The actual build command that you use will depend upon whether you have Hadoop, and the version of it. Check the previous building spark for details, the build takes around 40 minutes on my servers.

Given that this build will be packaged and copied to the other servers in the Spark cluster, it is important that all the servers use the same version of Java, else errors such as these will occur:

15/02/15 12:41:41 ERROR executor.Executor: Exception in task 0.1 in stage 0.0 (TID 2)
java.lang.VerifyError: class org.apache.hadoop.hdfs.protocol.proto.ClientNamenodeProtocolProtos$GetBlockLocationsRequestProto overrides final method getUnknownFields.()Lcom/google/protobuf/UnknownFieldSet;
        at java.lang.ClassLoader.defineClass1(Native Method)

Given that the source tree has been built, it now needs to be bundled up and released to each of the servers in the Spark cluster. Given that these servers are also the members of the CDH cluster, and have password-less SSH access set up, I can use the scp command to release the built software. The following commands show the spark directory under the /home/hadoop/spark path being packaged into a tar file called spark_bld.tar. The Linux scp command is then used to copy the tar file to each slave server; the following example shows hc2r1m1:

[hadoop@hc2nn spark]$ cd /home/hadoop/spark
[hadoop@hc2nn spark]$ tar cvf spark_bld.tar spark
[hadoop@hc2nn spark]$ scp ./spark_bld.tar hadoop@hc2r1m1:/home/hadoop/spark/spark_bld.tar

Now that the tarred Spark build is on the slave node, it needs to be unpacked. The following command shows the process for the server hc2r1m1. The tar file is unpacked to the same directory as the build server hc2nn, that is, /home/hadoop/spark:

[hadoop@hc2r1m1 ~]$ mkdir spark ; mv spark_bld.tar spark
[hadoop@hc2r1m1 ~]$ cd spark ; ls
spark_bld.tar
[hadoop@hc2r1m1 spark]$ tar xvf spark_bld.tar

Once the build has been run successfully, and the built code has been released to the slave servers, the built version of Spark can be started from the master server hc2nn. Note that I have chosen different port numbers from the Spark version 1.0, installed on these servers.
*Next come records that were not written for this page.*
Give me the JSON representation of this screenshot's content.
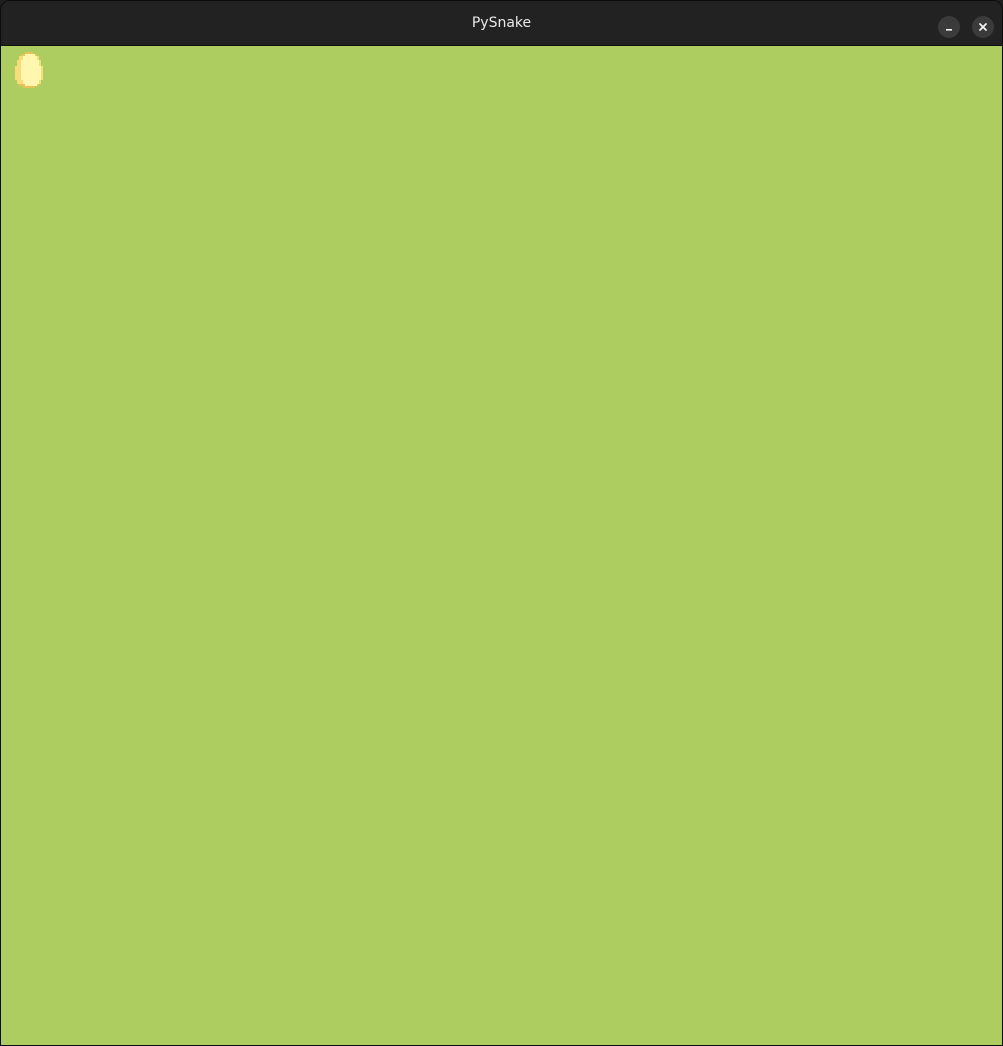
{
  "window": {
    "title": "PySnake",
    "controls": {
      "minimize_icon": "minimize-icon",
      "close_icon": "close-icon"
    }
  },
  "game": {
    "background_color": "#adcd61",
    "food": {
      "icon": "egg-icon",
      "colors": [
        "#fff6b0",
        "#f7dc7a",
        "#e9c25a"
      ]
    }
  }
}
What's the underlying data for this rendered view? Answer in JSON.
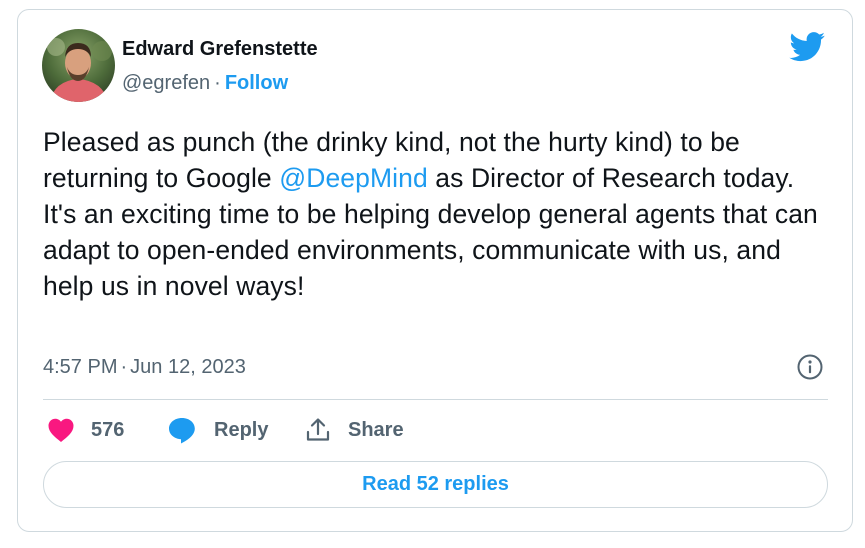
{
  "author": {
    "name": "Edward Grefenstette",
    "handle": "@egrefen",
    "separator": "·",
    "follow_label": "Follow"
  },
  "tweet": {
    "text_before": "Pleased as punch (the drinky kind, not the hurty kind) to be returning to Google ",
    "mention": "@DeepMind",
    "text_after": " as Director of Research today. It's an exciting time to be helping develop general agents that can adapt to open-ended environments, communicate with us, and help us in novel ways!"
  },
  "meta": {
    "time": "4:57 PM",
    "separator": "·",
    "date": "Jun 12, 2023"
  },
  "actions": {
    "likes_count": "576",
    "reply_label": "Reply",
    "share_label": "Share"
  },
  "read_replies_label": "Read 52 replies",
  "icons": {
    "brand": "twitter-bird-icon",
    "info": "info-icon",
    "like": "heart-icon",
    "reply": "speech-bubble-icon",
    "share": "share-arrow-icon"
  },
  "colors": {
    "accent": "#1d9bf0",
    "like": "#f91880",
    "text": "#0f1419",
    "secondary": "#536471",
    "border": "#cfd9de"
  }
}
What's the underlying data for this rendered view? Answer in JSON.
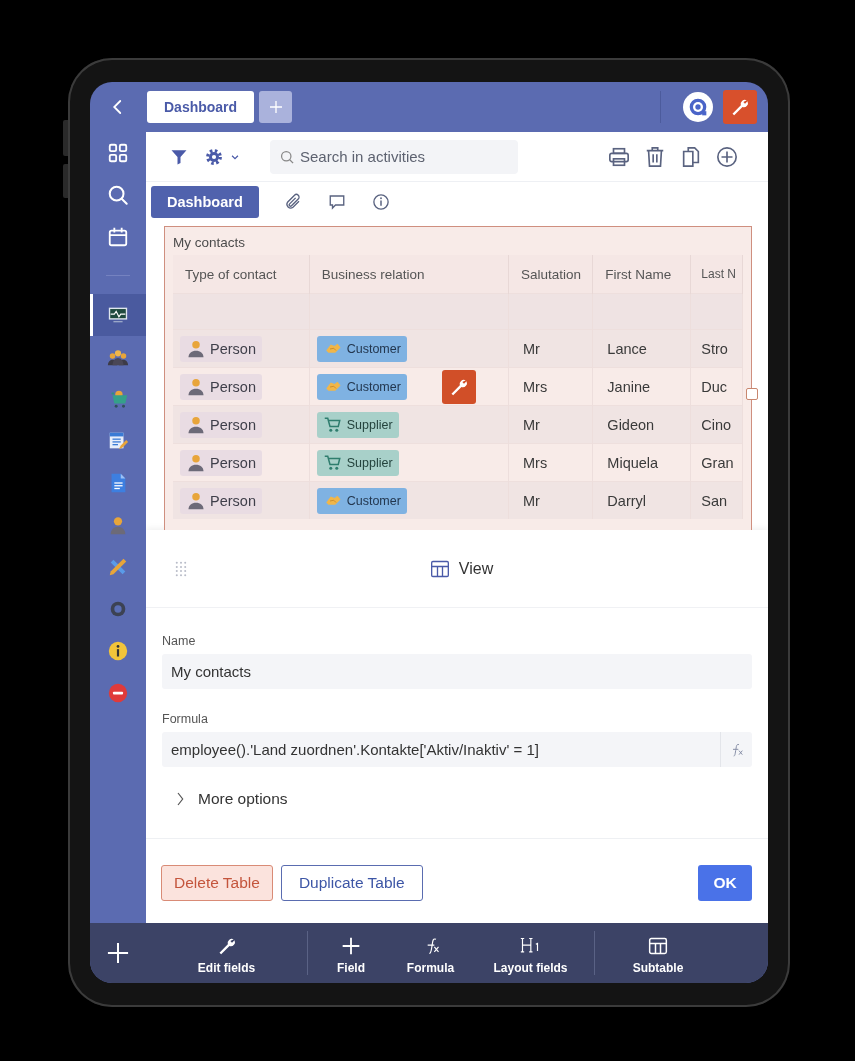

Also note that I will start Spark as root, because the Spark 1.0 install is managed as Linux services under the root account. As the two installs will share facilities like logging and .pid file locations, root user will ensure access. This is the script that I have used to start Apache Spark 1.3:

cd /home/hadoop/spark/spark/conf ;  . ./spark-env.sh ; cd ../sbin
echo "hc2nn - start master server"
./start-master.sh
echo "sleep 5000 ms"
sleep 5
echo "hc2nn - start history server"
./start-history-server.sh
echo "Start Spark slaves workers"
./start-slaves.sh

It executes the spark-env.sh file to set up the environment, and then uses the scripts in the Spark sbin directory to start the services. It starts the master and the history server first on hc2nn, and then it starts the slaves. I added a delay before starting the slaves, as I found that they were trying to connect to the master before it was ready. The Spark 1.3 web user interface can now be accessed via this URL:

http://hc2nn.semtech-solutions.co.nz:19080/

The Spark URL, which allows applications to connect to Spark is this:

Spark Master at spark://hc2nn.semtech-solutions.co.nz:8077

As defined by the port numbers in the spark environment configuration file, Spark is now available to be used with ANN functionality. The next section will present the ANN Scala scripts and data to show how this Spark-based functionality can be used.

ANN in practice

In order to begin ANN training, test data is needed. Given that this type of classification method is supposed to be good at classifying distorted or noisy images, I have decided to attempt to classify the images here:

ANN in practice

They are hand-crafted text files that contain shaped blocks, created from the characters 1 and 0. When they are stored on HDFS, the carriage return characters are removed, so that the image is presented as a single line vector. So, the ANN will be classifying a series of shape images, and then it will be tested against the same images with noise added to determine whether the classification will still work. There are six training images, and they will each be given an arbitrary training label from 0.1 to 0.6. So, if the ANN is presented with a closed square, it should return a label of 0.1. The following image shows an example of a testing image with noise added. The noise, created by adding extra zero (0) characters within the image, has been highlighted:

ANN in practice

Because the Apache Spark server has changed from the previous examples, and the Spark library locations have also changed, the sbt configuration file used for compiling the example ANN Scala code must also be changed. As before, the ANN code is being developed using the Linux hadoop account in a subdirectory called spark/ann. The ann.sbt file exists within the ann directory:

 [hadoop@hc2nn ann]$ pwd
/home/hadoop/spark/ann

 [hadoop@hc2nn ann]$ ls
ann.sbt    project  src  target

The contents of the ann.sbt file have been changed to use full paths of JAR library files for the Spark dependencies. This is because the new Apache Spark code for build 1.3 now resides under /home/hadoop/spark/spark. Also, the project name has been changed to A N N:

name := "A N N"
version := "1.0"
scalaVersion := "2.10.4"
libraryDependencies += "org.apache.hadoop" % "hadoop-client" % "2.3.0"
libraryDependencies += "org.apache.spark" % "spark-core"  % "1.3.0" from "file:///home/hadoop/spark/spark/core/target/spark-core_2.10-1.3.0-SNAPSHOT.jar"
libraryDependencies += "org.apache.spark" % "spark-mllib" % "1.3.0" from "file:///home/hadoop/spark/spark/mllib/target/spark-mllib_2.10-1.3.0-SNAPSHOT.jar"
libraryDependencies += "org.apache.spark" % "akka" % "1.3.0" from "file:///home/hadoop/spark/spark/assembly/target/scala-2.10/spark-assembly-1.3.0-SNAPSHOT-hadoop2.3.0-cdh5.1.2.jar"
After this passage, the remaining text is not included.